Why am I slicing? Where’s the beer cart?
What’s that white foam on the fairways?
Matt Guilfoil is the superintendent at Desert Canyon Golf Club, in Phoenix, and co-host of From the Jingweeds, a podcast dedicated to the turf-care trade.
We asked him for the lowdown on that stuff that looks like shaving cream, as well as two other common products used by maintenance crews that most golfers probably can’t identify.
1. THAT FOAM
No doubt you’ve seen those frothy dots in the fairway. From a distance, they could almost pass for golf balls. Up close, they look more like dollops of shaving cream. Pesticide? Herbicide? Nope. Marking foam. As the name suggests, superintendents use it to mark ground they’ve already sprayed, so they don’t inadvertently double up on tasks.
The foam is nothing more than soap and water — “basically, detergent,” Guilfoil says — dispensed from containers on the side of spray rigs. Simple and effective, with one catch: In very hot weather, the foam vanishes in an eye-blink. “I can be marking a par-5, and by the time I get to the green, I look back and the markings are all gone,” Guilfoil says.
2. THOSE GREEN-ISH-BLUE-ISH STREAKS ON YOUR BALL
It doesn’t happen often, but it’s memorable when it does: Picking up your ball, you notice that it’s slicked with something aqua-hued, almost iridescent. When it gets on your hands, it gives your fingers enough of a radioactive tinge to make you wonder if you might soon grow three heads.
Not to worry! Superintendents can be sadistic with pin positions, but they have no interest in exposing you to harmful chemicals. Almost without exception, Guilfoil says, what you’re looking at is colorant, a benign pigment used to help keep the greens looking, well, green. Usually, it dissipates from the putting surface within a day
3. THOSE TINY GRANULES ON THE GREENS
Not to be mistaken for a light top dressing of sand, which is laid down in an even, uninterrupted coating. These are little pellets, scattered around the putting surface. In some cases, they are fertilizer granules, but usually not, as most superintendents use either liquid fertilizer or granules that they water into the turf.

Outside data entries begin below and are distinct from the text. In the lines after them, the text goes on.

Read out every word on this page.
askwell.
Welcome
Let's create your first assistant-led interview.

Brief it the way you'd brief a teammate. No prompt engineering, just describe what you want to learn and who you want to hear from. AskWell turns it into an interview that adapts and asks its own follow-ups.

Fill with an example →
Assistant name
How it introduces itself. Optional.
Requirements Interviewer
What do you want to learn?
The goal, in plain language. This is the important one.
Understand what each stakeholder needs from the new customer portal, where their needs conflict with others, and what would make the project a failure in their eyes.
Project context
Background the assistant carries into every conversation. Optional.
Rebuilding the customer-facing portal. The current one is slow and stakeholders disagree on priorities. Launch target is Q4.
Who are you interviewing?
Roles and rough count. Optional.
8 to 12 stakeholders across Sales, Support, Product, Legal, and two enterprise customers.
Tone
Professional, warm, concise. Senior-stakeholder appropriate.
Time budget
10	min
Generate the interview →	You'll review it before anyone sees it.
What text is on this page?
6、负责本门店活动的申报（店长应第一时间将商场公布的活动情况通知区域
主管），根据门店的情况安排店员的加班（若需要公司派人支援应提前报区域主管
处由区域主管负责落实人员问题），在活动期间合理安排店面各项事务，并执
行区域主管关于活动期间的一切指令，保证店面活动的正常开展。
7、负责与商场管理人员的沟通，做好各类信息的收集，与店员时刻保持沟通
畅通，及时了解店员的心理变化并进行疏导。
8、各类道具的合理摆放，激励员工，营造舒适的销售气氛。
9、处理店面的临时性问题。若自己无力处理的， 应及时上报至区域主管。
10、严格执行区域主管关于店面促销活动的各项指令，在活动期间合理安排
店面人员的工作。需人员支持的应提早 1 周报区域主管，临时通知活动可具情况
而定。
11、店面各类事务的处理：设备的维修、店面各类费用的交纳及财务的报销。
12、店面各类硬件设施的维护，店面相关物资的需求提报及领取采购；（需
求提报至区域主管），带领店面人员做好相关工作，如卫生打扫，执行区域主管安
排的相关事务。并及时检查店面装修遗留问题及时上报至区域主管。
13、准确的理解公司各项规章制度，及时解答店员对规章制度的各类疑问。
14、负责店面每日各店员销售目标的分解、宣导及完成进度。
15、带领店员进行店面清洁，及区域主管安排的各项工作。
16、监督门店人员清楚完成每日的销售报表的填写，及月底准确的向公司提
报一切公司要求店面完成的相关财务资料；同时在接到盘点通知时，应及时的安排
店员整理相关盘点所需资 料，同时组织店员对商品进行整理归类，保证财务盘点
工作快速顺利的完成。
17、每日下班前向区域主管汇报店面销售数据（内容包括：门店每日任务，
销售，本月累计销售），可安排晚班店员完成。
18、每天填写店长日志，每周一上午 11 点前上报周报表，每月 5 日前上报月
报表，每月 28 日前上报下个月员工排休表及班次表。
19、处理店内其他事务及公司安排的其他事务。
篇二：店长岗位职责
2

Likely, the little pellets are gypsum, applied to break up salt and other gunk that collects on the turf — an unwanted buildup that is especially common on courses that irrigate with repurposed water. How do you know for sure that it’s gypsum? Usually, the granules are grayish white, though sometimes they’re tinted a darker color to blend in with the turf. Another way to tell is with your nose. “It smells a bit like oatmeal cookies, like someone’s baking something pretty good,” Guilfoil says.